The conversation moved on with a conversation about add-ons – specifically, how they’re listed and shown, which is currently best summarised as “in a long list, not all of which will work for everyone even if you know what they might be for”. Can we group them? Can we tag them? Who would, how? We also touched on use cases – how clumsy it is to add your own home videos or similar content, for example – and also how else people do or could use Kodi. And we also talked about the implications for core developer time (both as mentors and programmers), and our constant need for more people who are motivated and interested in contributing significant features to the project; if nothing else, it’s futile to have a roadmap or list of features if we then can’t actually implement them. Kodi is a fantastic playground for experienced C++ developers and for those who wish to develop these skills; you don’t need to be a video guru either, as there’s an awful lot of code around the core player/renderer routines. Go on: you know you want to…

The day continued with a1rwulf and the work he’s been doing on metadata and database storage. This is major re-work that impacts large pieces of code throughout the application, so merging it needs to be done carefully.
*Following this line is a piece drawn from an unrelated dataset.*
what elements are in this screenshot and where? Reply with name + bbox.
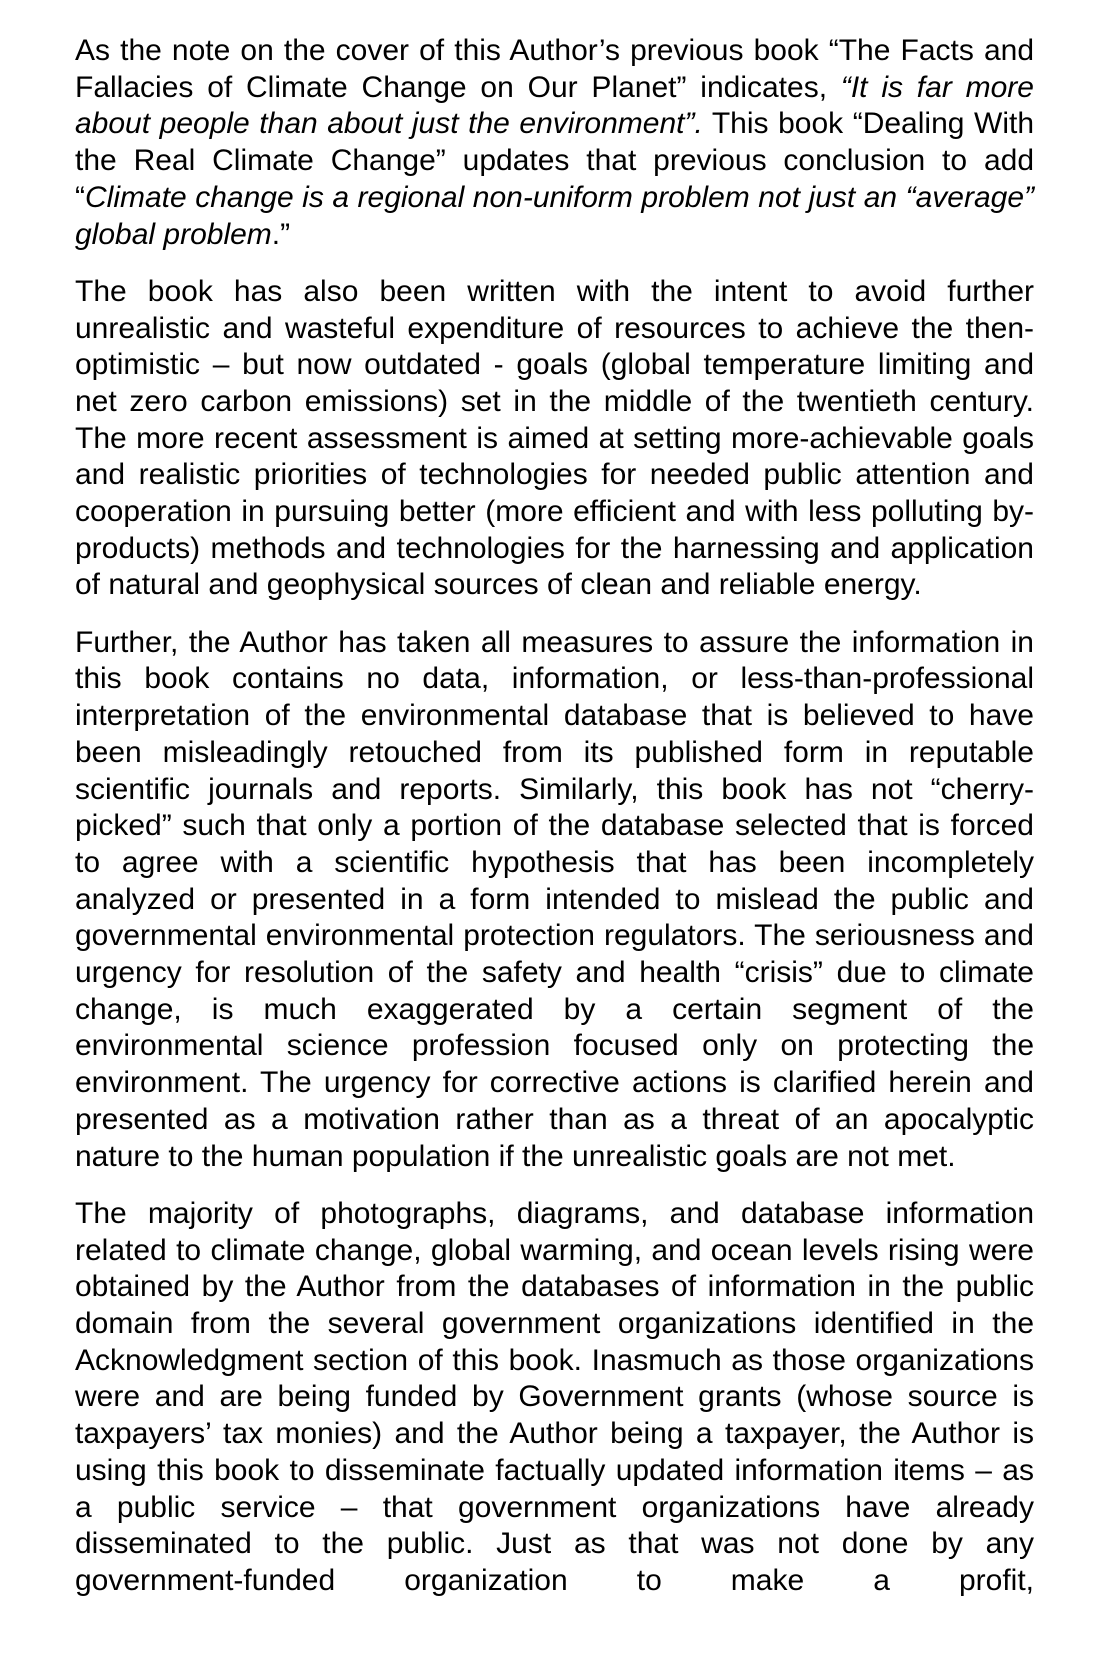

However, it brings about significant performance improvements, scales to large databases better, and brings new functionality around music sources and playlists. Some of these functions might better implemented as binary add-ons so they can be ported to the core application sooner rather than later – the benefit of taking a more modular approach.

Rounding off the session, then, garbear introduced a discussion around Kodi versioning which quickly led into plans for Kodi 19 “Matrix”. New features or capabilities notwithstanding, Python 2 goes end-of-life on New Year’s Day 2020 – the clock is literally ticking down – and that gives a growing imperative to release the Python 3 version of Kodi into the wild. There are, of course, other issues to address and other code to include before we can release, and a final check that Python 3 doesn’t break more than it solves, so it’s a balancing act now.

 

And that concludes our first day. As the sun sets on Belgrade, it’s time to head out into the Balkan night in search of beer and something to eat. Okay, mostly beer.